Weg zum Problemstoffsammelzentrum als Hürde für Radler. Kalligrafin Eva Pöll bricht Lanze für Radler: „Umständlich, zum Problemstoffsammelzentrum zu kommen“.

Von Judith Jandrinitsch. Erstellt am 14. August 2019 (03:26)
Jandrinitsch
Der Umbau des Viadukt-Durchstichs macht es im Moment allen Verkehrsteilnehmern nicht einfach, zur Müllumladestelle zu kommen. Sowohl Rad- als auch Autofahrer müssen einen Umweg über die B17 in Kauf nehmen.

Die auf die Anfertigung von Kalligrafien spezialisierte Künstlerin Eva Pöll mit Atelier mitten im Mödlinger Stadtgebiet verzichtet bewusst auf ein Auto.

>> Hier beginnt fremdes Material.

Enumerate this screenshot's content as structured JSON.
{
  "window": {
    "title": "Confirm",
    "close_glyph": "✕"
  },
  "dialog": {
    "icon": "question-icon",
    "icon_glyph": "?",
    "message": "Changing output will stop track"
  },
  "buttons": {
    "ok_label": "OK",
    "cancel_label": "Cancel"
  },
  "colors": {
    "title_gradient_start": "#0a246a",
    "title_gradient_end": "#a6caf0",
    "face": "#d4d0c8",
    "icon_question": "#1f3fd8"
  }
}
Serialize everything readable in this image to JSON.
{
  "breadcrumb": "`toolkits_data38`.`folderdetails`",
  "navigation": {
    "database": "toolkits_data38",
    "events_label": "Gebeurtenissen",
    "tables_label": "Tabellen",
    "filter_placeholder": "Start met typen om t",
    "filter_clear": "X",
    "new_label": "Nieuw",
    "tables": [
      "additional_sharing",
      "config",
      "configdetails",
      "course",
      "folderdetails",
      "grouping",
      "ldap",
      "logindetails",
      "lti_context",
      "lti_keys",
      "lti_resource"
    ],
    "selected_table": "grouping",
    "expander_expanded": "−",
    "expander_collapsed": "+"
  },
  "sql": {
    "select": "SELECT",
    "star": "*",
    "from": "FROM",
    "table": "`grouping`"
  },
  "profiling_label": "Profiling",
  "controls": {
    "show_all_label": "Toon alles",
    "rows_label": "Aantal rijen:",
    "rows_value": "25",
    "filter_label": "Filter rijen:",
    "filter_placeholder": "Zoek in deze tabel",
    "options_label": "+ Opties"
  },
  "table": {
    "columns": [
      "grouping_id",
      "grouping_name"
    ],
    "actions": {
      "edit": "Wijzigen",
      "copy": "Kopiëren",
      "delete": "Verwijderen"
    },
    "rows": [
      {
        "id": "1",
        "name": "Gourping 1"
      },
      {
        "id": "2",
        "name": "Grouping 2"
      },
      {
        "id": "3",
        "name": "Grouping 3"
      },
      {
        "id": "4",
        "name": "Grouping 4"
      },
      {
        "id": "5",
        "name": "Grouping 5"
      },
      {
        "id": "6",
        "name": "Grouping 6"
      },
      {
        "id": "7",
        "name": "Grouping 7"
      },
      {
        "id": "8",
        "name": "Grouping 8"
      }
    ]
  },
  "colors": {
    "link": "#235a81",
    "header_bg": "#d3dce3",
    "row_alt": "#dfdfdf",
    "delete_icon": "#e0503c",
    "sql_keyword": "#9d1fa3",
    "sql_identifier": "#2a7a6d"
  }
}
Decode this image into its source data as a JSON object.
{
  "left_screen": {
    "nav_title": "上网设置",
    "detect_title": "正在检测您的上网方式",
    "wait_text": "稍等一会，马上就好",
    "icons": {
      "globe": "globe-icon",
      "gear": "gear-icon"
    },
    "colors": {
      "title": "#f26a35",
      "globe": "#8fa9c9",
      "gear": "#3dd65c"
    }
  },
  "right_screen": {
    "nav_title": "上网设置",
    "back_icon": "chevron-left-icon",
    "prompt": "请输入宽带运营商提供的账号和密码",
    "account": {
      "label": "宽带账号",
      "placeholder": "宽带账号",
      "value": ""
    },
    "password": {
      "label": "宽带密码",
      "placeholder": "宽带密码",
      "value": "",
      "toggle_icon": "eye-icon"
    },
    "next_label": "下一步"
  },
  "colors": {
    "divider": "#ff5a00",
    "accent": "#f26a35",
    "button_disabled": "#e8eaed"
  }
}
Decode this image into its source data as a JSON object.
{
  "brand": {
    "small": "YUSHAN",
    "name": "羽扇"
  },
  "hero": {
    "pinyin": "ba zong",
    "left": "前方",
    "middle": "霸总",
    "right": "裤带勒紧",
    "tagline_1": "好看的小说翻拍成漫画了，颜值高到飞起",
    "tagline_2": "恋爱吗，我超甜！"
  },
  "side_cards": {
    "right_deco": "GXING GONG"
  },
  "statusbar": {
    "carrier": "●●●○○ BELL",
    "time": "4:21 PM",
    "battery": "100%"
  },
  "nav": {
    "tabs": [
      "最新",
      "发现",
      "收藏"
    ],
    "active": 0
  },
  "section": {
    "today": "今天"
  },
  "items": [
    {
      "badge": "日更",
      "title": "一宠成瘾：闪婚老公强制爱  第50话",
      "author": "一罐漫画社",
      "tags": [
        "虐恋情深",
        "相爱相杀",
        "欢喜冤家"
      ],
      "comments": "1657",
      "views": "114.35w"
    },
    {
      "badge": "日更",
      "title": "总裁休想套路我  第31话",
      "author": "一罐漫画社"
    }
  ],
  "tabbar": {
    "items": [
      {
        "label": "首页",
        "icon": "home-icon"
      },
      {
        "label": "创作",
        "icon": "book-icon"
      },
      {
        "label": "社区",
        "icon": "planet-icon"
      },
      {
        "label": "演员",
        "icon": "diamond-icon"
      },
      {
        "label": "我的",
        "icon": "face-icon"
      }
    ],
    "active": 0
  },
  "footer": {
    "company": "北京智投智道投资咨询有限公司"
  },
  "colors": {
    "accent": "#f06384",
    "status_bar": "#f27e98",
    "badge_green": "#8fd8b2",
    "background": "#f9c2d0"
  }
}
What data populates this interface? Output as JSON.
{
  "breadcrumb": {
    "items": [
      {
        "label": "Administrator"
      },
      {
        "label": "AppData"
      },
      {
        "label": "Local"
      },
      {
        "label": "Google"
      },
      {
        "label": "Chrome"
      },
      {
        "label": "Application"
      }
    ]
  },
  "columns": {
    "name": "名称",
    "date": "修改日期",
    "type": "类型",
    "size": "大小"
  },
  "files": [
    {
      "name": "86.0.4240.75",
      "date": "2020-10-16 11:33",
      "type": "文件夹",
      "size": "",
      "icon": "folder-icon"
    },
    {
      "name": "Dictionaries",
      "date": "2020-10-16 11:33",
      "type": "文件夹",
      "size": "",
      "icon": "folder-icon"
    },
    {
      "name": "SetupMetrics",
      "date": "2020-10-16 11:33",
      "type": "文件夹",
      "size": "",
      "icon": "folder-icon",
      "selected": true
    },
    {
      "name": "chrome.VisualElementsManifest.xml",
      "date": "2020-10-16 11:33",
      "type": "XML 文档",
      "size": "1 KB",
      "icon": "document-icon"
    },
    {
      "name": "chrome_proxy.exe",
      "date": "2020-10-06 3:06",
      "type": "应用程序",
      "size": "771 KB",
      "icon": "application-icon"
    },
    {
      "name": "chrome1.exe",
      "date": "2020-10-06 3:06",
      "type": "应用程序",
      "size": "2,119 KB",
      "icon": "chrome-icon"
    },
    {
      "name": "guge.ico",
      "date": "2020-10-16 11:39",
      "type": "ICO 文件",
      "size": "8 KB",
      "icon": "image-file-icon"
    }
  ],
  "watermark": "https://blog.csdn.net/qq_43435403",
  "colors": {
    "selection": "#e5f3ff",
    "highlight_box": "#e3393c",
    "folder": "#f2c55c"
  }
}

Normalerweise ist es für sie keine Herausforderung, ohne Auto den Alltag zu bewältigen. Mit einer Ausnahme: Mit dem Rad das Problemstoffsammelzentrum bei der Müllumladestelle in der Guntramsdorfer Straße zu erreichen, wenn sie Problemstoffe entsorgen will.

Die Kalligrafin meint: „Ich frage mich, warum es nicht möglich ist, zumindest einmal in der Woche oder einmal im Monat eine Problemstoffsammlung an einem zentraleren Ort anzubieten. Das käme nicht nur Radfahrern zugute, sondern auch Menschen, die nicht so mobil sind.“

Die Betriebsleiterin des Abfallunternehmens Mödlinger Saubermacher, Monika Bock, macht deutlich, warum das leider nicht möglich sei. Sie erklärt: „Wir sind vor zwei Jahren von der Fabriksgasse in die Guntramsdorfer Straße übersiedelt, weil es am alten Standort nicht mehr möglich war, ein Problemstoffsammelzentrum gesetzeskonform zu betreiben. Hier in der Guntramsdorfer Straße sind alle Müllfraktionen an einer Stelle abzugeben. Wir haben extrem bürgerfreundliche Öffnungszeiten, die sich so nirgendwo anders im gesamten Bezirk finden. Durch die Müllumladestation verfügen wir über bestens geschultes Personal, das mit Problemstoffen umzugehen weiß.“

Eine mobile Sammelstelle sei kaum einzurichten, weil es gerade bei Problemstoffen sehr hohe Auflagen gäbe, die berücksichtigt werden müssen, vom finanziellen Aufwand abgesehen. „Es gibt kaum Gemeinden, die sich Problemstoffsammelbusse leisten“, weiß Bock.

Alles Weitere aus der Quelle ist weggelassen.